Essentially it meant accepting more compromises for what the team would be working on and how the product would be presented by Yahoo to the region. It was all too soon really since we wanted to experiment around product features and we wanted to grow it more organically or within the Yahoo ecosystem prior to doing any hardcore marketing. Yes – the TVC was well done and it made a huge difference in users but it was probably also the wrong kind of user and it meant Koprol was getting a huge amount of attention both within the company and around Indonesia. Other groups at Yahoo were slightly peeved at such a young product getting so much money since marketing money had to be shared around the region and the product was having to deal with rampant growth without the time to work on engagement and making it a better product. It was a mass tradeoff that in my mind wasn’t worth the hassles.

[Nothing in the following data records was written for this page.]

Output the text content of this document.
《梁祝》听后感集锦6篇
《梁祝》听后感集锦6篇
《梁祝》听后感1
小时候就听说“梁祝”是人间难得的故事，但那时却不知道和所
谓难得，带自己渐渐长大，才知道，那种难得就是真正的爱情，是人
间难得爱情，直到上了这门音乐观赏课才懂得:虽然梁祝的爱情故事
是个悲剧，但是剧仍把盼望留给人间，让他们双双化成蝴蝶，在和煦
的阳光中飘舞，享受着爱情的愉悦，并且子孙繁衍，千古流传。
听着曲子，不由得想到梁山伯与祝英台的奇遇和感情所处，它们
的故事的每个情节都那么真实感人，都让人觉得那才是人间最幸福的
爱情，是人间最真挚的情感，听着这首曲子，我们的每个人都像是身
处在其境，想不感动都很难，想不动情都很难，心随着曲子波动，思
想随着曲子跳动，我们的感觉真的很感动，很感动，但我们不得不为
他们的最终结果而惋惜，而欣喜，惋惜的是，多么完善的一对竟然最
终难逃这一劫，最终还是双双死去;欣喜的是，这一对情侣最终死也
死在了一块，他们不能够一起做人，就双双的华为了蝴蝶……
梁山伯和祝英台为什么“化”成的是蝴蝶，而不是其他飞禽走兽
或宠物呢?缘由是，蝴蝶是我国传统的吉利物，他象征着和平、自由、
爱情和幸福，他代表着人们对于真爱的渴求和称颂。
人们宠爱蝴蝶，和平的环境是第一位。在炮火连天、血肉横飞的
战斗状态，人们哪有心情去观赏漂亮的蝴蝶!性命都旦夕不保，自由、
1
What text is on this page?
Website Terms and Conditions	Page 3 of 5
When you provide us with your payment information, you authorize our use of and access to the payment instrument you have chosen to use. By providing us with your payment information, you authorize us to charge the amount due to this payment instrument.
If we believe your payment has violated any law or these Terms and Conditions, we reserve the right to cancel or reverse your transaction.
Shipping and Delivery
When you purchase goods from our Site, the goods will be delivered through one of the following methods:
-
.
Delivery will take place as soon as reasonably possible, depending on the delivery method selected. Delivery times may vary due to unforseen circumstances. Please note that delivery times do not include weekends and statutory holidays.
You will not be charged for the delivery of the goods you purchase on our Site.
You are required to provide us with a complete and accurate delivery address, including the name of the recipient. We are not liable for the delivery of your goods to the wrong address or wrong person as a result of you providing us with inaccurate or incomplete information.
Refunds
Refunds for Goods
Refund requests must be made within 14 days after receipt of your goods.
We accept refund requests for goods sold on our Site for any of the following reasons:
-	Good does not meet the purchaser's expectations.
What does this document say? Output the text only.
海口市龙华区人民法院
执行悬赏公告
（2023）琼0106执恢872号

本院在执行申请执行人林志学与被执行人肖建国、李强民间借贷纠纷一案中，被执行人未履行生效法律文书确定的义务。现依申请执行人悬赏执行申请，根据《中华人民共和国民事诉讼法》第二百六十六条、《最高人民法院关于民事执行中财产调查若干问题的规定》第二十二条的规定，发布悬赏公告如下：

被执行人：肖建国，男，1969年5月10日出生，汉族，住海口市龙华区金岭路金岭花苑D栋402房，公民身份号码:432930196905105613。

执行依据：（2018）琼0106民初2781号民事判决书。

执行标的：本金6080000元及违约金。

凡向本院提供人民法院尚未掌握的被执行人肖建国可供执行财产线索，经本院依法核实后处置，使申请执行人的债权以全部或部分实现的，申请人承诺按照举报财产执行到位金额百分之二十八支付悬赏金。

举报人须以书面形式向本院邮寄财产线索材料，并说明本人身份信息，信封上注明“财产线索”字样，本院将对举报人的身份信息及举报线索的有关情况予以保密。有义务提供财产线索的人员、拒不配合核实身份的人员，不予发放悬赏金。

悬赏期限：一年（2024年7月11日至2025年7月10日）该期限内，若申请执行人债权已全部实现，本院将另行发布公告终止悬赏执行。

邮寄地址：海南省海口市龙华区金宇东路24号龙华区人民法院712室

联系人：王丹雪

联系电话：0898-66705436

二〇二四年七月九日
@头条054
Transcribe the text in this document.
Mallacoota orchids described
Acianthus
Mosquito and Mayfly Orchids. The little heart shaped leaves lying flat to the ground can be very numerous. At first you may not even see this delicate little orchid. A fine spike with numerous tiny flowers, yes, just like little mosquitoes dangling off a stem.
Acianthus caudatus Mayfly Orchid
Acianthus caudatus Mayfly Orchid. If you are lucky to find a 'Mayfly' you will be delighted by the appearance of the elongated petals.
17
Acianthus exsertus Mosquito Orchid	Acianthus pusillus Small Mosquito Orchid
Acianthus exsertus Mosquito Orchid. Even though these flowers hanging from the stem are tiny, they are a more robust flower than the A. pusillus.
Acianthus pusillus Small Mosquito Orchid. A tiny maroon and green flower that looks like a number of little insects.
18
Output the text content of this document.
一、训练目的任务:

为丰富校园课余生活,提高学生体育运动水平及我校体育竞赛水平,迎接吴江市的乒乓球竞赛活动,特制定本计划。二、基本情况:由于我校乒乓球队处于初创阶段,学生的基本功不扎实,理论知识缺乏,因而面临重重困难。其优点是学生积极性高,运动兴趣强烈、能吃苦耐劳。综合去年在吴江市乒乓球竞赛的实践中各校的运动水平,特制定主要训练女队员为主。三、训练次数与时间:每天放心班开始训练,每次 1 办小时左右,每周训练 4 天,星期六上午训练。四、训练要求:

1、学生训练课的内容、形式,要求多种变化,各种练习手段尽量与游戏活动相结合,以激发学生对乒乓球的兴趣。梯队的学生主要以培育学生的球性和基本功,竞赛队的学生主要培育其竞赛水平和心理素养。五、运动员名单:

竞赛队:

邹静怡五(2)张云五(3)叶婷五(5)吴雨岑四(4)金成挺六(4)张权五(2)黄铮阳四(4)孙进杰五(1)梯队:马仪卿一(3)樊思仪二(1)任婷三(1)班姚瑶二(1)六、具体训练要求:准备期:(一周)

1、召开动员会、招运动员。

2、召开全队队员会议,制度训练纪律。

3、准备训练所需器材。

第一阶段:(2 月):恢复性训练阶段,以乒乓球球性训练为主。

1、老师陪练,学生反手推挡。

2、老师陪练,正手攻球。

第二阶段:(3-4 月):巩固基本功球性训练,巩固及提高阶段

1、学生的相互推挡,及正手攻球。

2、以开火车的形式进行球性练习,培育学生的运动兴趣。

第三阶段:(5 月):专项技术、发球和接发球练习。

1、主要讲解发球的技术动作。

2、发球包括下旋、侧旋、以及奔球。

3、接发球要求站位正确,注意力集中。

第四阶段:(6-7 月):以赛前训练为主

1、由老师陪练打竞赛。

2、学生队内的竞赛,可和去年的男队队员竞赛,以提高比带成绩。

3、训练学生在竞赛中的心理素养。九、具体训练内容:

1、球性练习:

This began the journey for what ultimately started to cave the entire experiment – Koprol was now expected to be the hero product for the region with the idea that market it enough and it will be big rather than building the best product and figuring out how to make it something the region desires versus flogging it. This is actually a typically Yahoo dilemma since there are ways between marketing dollars, PR and the front page to unleash a firehose on something within or outside of Yahoo that will result in mass traffic but won’t king make something that is not ready or is not a good product. Koprol now had the firehose but it really needed more time to mature first.